Heard Around Town, April 4, 2012
* A string of transportation mega-projects at the MTA may come to an end as the authority wraps up four of them over the next few years – the Second Ave. subway, the Fulton Street Transit Center, the No. 7 subway extension to Manhattan’s Far West Side and the East Side Access project connecting the Long Island Rail Road to Grand Central Terminal. Beyond those, the future is all about tweaking the existing system, Joseph Lhota, the MTA’s chairman, told the audience at a New York Building Congress breakfast yesterday. That means updated signals to shuttle more trains through, longer platforms and more entranceways to ease the flow of commuters in and out of stations. “We’re going to have to expand our system in a way that isn’t as sexy as these four mega-projects,” Lhota said. And while such mundane efforts may not grab the public’s attention, Lhota said the aim would be to cut wait times in half. “It’s about signals,” he explained after his speech. “If we’re going to have more throughput, we’re going to put more trains on the same track, and we’re going to have to have more modernized signals.”

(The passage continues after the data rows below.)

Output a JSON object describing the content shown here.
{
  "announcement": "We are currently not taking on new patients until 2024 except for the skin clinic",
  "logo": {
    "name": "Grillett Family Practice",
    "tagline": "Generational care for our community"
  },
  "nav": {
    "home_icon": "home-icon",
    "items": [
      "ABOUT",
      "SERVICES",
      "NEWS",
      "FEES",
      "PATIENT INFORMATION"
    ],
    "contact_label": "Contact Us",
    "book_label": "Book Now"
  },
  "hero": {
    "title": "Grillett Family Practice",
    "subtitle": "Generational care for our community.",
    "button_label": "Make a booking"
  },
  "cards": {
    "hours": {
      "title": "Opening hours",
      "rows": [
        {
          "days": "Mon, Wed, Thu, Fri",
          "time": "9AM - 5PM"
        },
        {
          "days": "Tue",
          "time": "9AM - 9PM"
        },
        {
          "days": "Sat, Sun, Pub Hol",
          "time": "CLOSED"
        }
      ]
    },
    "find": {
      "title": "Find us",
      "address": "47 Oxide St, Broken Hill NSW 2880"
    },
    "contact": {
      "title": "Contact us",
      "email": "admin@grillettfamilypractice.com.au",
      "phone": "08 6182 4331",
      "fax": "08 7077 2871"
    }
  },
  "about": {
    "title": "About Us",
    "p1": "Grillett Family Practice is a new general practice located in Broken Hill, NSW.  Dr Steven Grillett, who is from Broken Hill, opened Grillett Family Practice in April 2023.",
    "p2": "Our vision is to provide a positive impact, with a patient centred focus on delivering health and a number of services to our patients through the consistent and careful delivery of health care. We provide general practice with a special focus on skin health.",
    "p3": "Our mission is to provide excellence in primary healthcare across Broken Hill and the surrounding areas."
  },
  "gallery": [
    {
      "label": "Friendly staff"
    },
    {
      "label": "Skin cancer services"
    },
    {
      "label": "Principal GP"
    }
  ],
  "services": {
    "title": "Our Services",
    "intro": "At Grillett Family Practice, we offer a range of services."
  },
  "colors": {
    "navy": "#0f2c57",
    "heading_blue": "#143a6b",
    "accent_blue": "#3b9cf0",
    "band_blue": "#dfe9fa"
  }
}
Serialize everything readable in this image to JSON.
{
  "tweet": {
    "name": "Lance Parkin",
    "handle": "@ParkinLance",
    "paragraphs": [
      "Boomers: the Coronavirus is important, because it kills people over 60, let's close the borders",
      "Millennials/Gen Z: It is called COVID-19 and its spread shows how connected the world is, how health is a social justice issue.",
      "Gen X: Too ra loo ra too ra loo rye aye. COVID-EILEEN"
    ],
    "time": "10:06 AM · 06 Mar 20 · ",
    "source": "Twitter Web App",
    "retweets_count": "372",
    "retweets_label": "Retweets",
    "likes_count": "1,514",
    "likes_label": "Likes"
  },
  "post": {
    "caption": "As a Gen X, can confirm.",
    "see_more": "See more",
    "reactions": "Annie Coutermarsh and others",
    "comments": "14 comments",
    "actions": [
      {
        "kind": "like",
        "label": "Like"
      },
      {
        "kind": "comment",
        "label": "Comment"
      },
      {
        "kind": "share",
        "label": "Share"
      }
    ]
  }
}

* A potential future speaker of the New York City Council has signed on to the paid sick leave bill. Councilman Mark Weprin says he decided to co-sponsor the bill several weeks ago after conducting a survey of the residents in his northeast Queens district. “The people that I represent have expressed overwhelming support for paid sick leave,” Weprin said in a statement. “Last month, I was pleased to tell Council Member Gale Brewer that I had signed onto the bill.” The bill has gained some momentum recently: Brooklyn Councilwoman Diana Reyna signed onto it last week — not long after Weprin – giving the bill 37 co-sponsors. Weprin’s decision is also significant because the current Council speaker, Christine Quinn, is the person responsible for holding up a vote on the paid sick leave bill. That could change in two years. Of the 2014 speaker candidates, Weprin and Manhattan Councilwoman Melissa Mark-Viverito are now publicly supportive, while Manhattan Councilwoman Inez Dickens has not signed on.